Several years ago I found myself standing at an intersection across from an empty lot that was once the site of an old haunt. During my childhood it had become a bit of a staple on Sundays, and as an adult returning to its very spot and seeing the space being primed for another building, quite possibly a high rise, was devastating to say the least. I remember just standing there wondering if my friend and I were in the right place. I had walked up and down this same block so many times before, but this time I was in a different story, I felt like a different person. The road between childhood and adulthood had just grown a little bit longer right before my eyes.

Cheyenne diner, a once “must go to” on Manhattan’s west side, had been part of what made weekends eternal. It stood on that lot for almost 70 years. It was a pretty place my dad and I used to visit about a block away from where we used to go ice skating.  At 8 years old, Sundays had the privilege of being never ending. They were light years away from Mondays, and made up of “ice,” stainless steel, and Art Moderne.

It would be quite some time before I would learn that the railway car design I had been so fond of had been sold and transported in two pieces to a field in Alabama, all with the hope of being put back together and reopened one day. You can never fathom something like that as a kid, though, that big things can stop being permanent and so easily disassembled. My 8 year old self might have translated its move to it retiring and moving to Florida, though it had always seemed like it belonged right where it was. Standing in the doorway made up of glass blocks with skates in hand, I couldn’t help but smile every time I walked through the door. It always seemed so much bigger inside.

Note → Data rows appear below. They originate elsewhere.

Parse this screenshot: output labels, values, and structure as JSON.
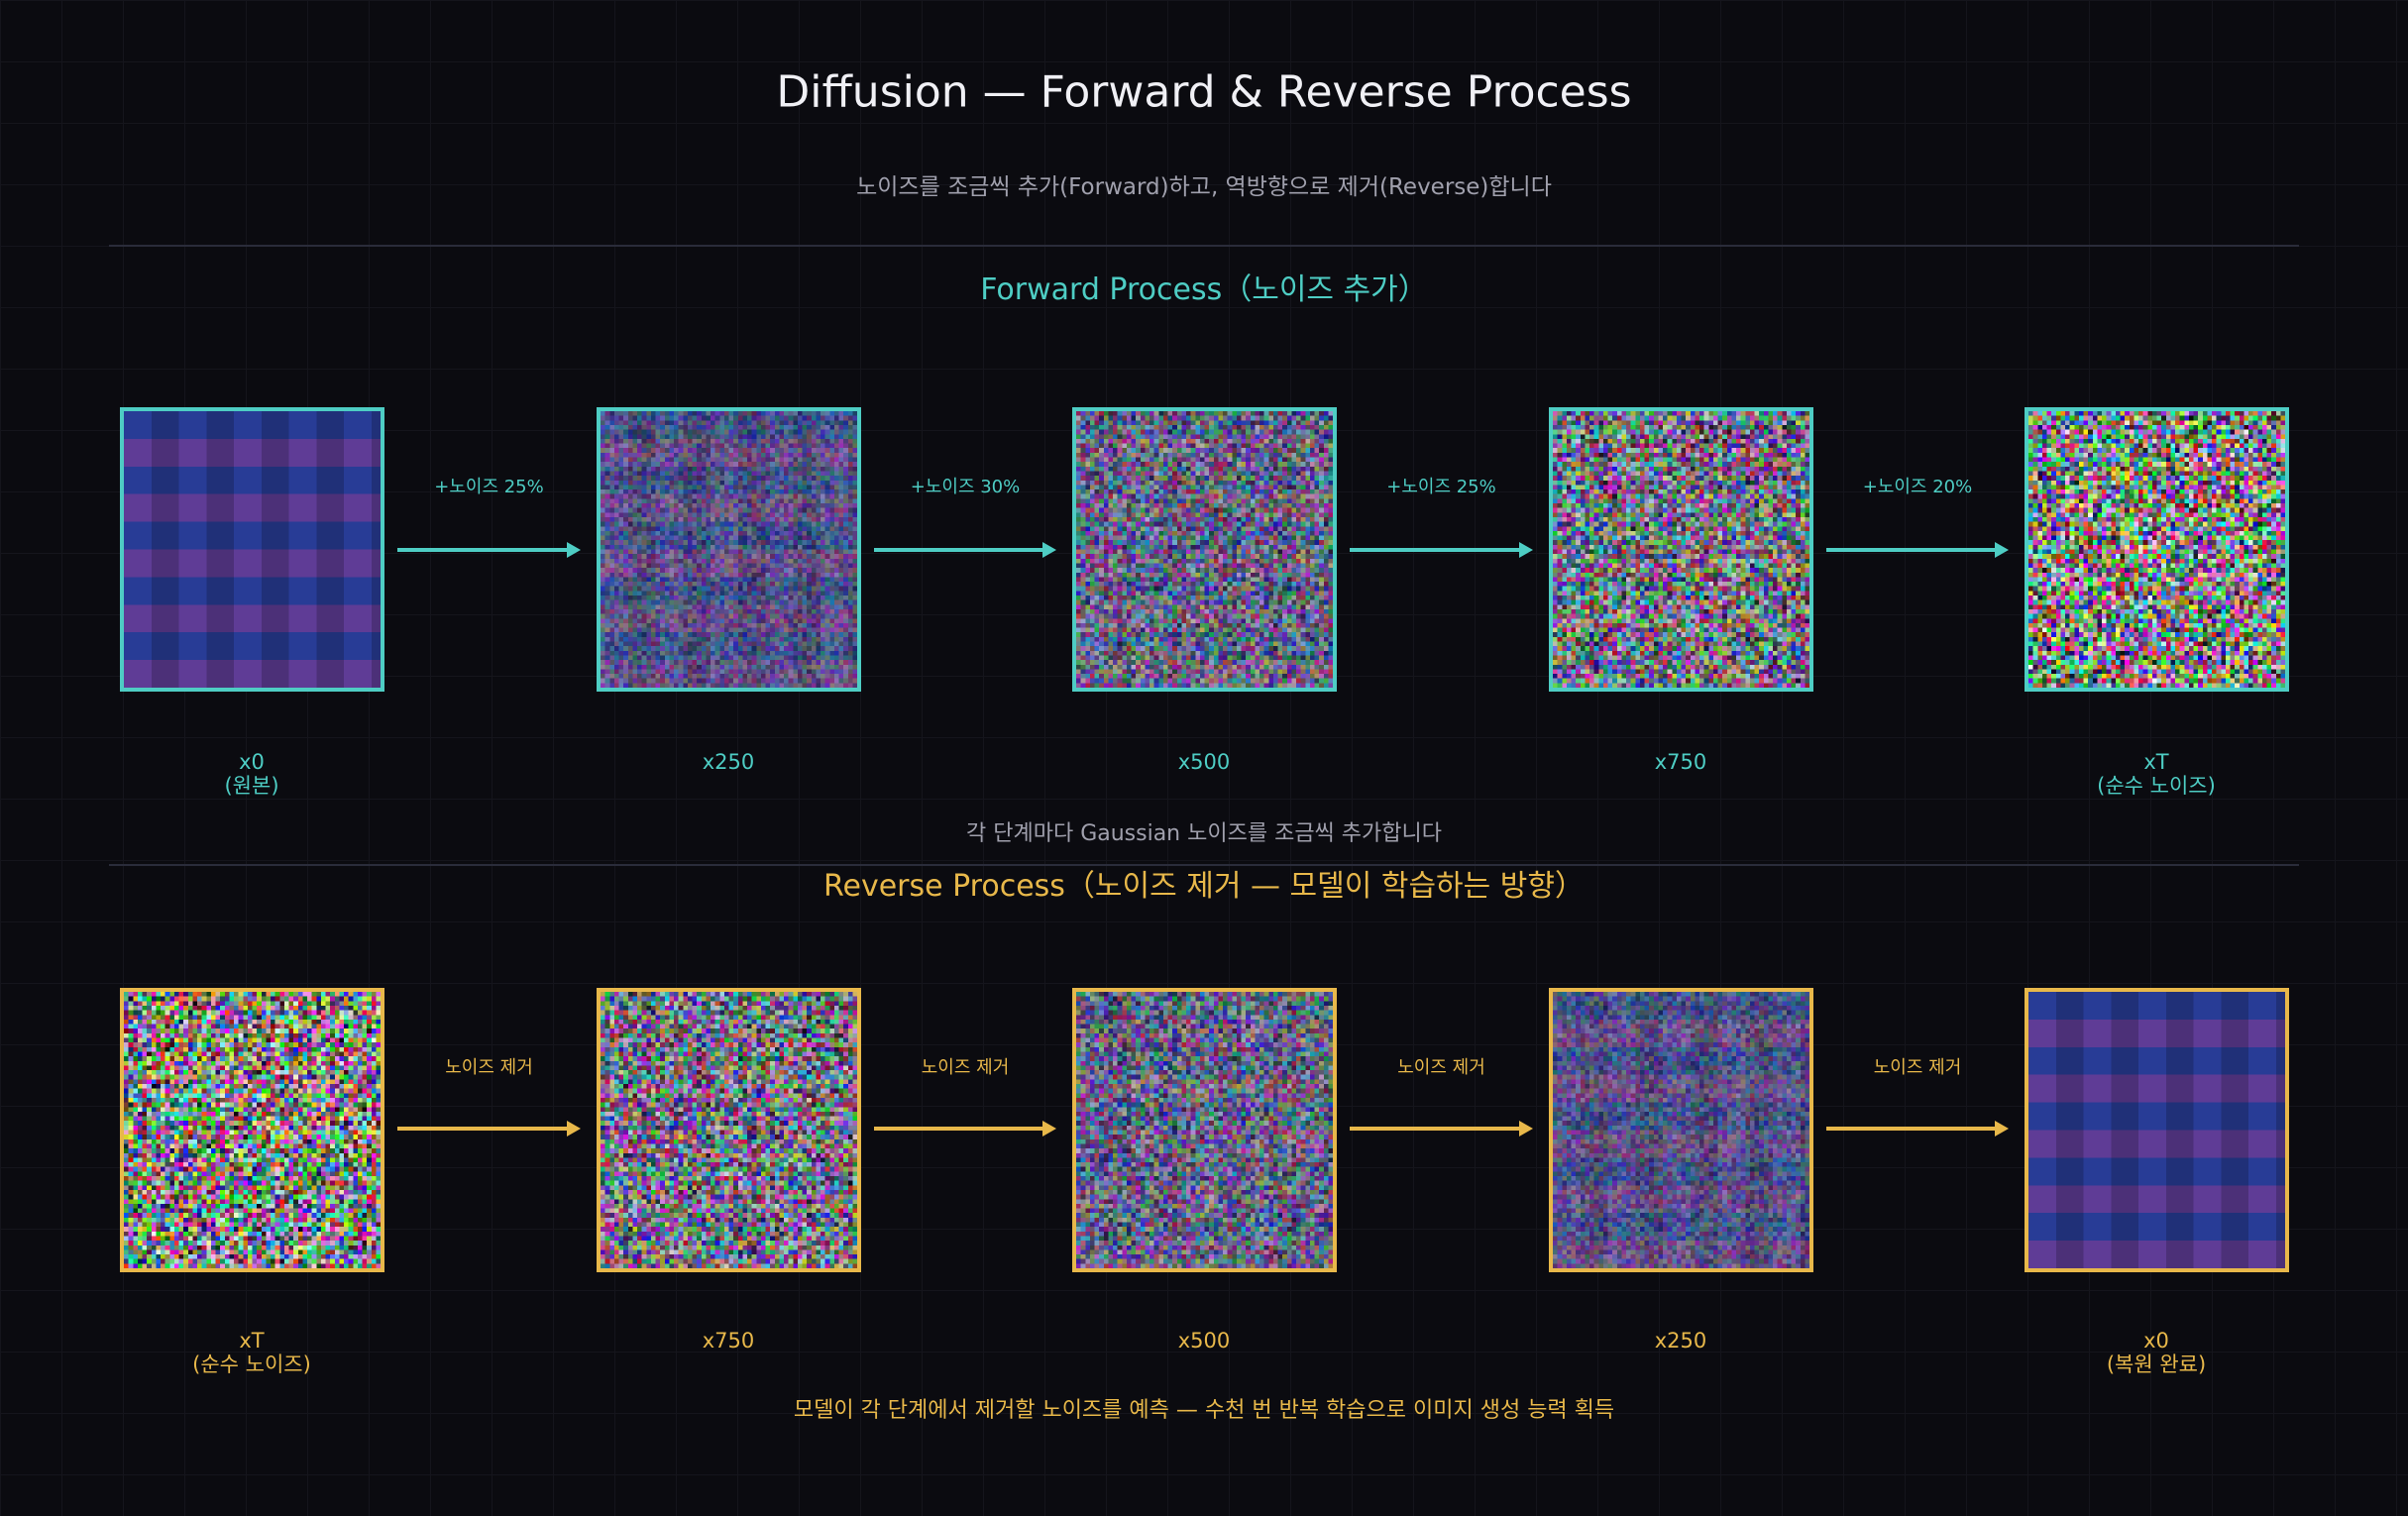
{
  "header": {
    "title": "Diffusion — Forward & Reverse Process",
    "subtitle": "노이즈를 조금씩 추가(Forward)하고, 역방향으로 제거(Reverse)합니다"
  },
  "forward": {
    "title": "Forward Process（노이즈 추가）",
    "stages": [
      {
        "label": "x0",
        "sublabel": "(원본)"
      },
      {
        "label": "x250"
      },
      {
        "label": "x500"
      },
      {
        "label": "x750"
      },
      {
        "label": "xT",
        "sublabel": "(순수 노이즈)"
      }
    ],
    "steps": [
      "+노이즈 25%",
      "+노이즈 30%",
      "+노이즈 25%",
      "+노이즈 20%"
    ],
    "caption": "각 단계마다 Gaussian 노이즈를 조금씩 추가합니다"
  },
  "reverse": {
    "title": "Reverse Process（노이즈 제거 — 모델이 학습하는 방향）",
    "stages": [
      {
        "label": "xT",
        "sublabel": "(순수 노이즈)"
      },
      {
        "label": "x750"
      },
      {
        "label": "x500"
      },
      {
        "label": "x250"
      },
      {
        "label": "x0",
        "sublabel": "(복원 완료)"
      }
    ],
    "steps": [
      "노이즈 제거",
      "노이즈 제거",
      "노이즈 제거",
      "노이즈 제거"
    ],
    "caption": "모델이 각 단계에서 제거할 노이즈를 예측 — 수천 번 반복 학습으로 이미지 생성 능력 획득"
  }
}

The day I found myself standing there with my friend, as luck would have it, was Saturday. Saturdays are still constants in matters of time, as they should be. I spent that afternoon reflecting on what had forfeited being real and would only exist from now on in my memory.

I reasoned that what I witnessed was just something to mark a change in the weekend landscape. Though I had been successful in ignoring it, Sundays had already changed. As an adult I had only been fooling myself before. Sundays had taken up this strange habit of walking in with a briefcase in tow full of reality. This wasn’t new. I can always hear it coming right before the sun begins to set. That 8 year old kid was long gone and priorities are different. It may have happened too fast, but at least it had a picture to go with it now.

One time, a few years before Cheyenne closed, another friend and I had spent a summer afternoon like typical teenagers, chasing one of our favorite bands around the city. We actually met them on the same block as the diner, just a few buildings down. For some reason I never even thought to go down there and pay this part of my life a visit. Other things seemed more important.

We grow up and we change, but the key is to not forget the people and places that meant a lot to us a long the way. The best memories, the ones that helped to define us just might show up later to help us know how we got here.

They are like old friends you haven’t seen in years.

They sometimes meet you when crossing the street.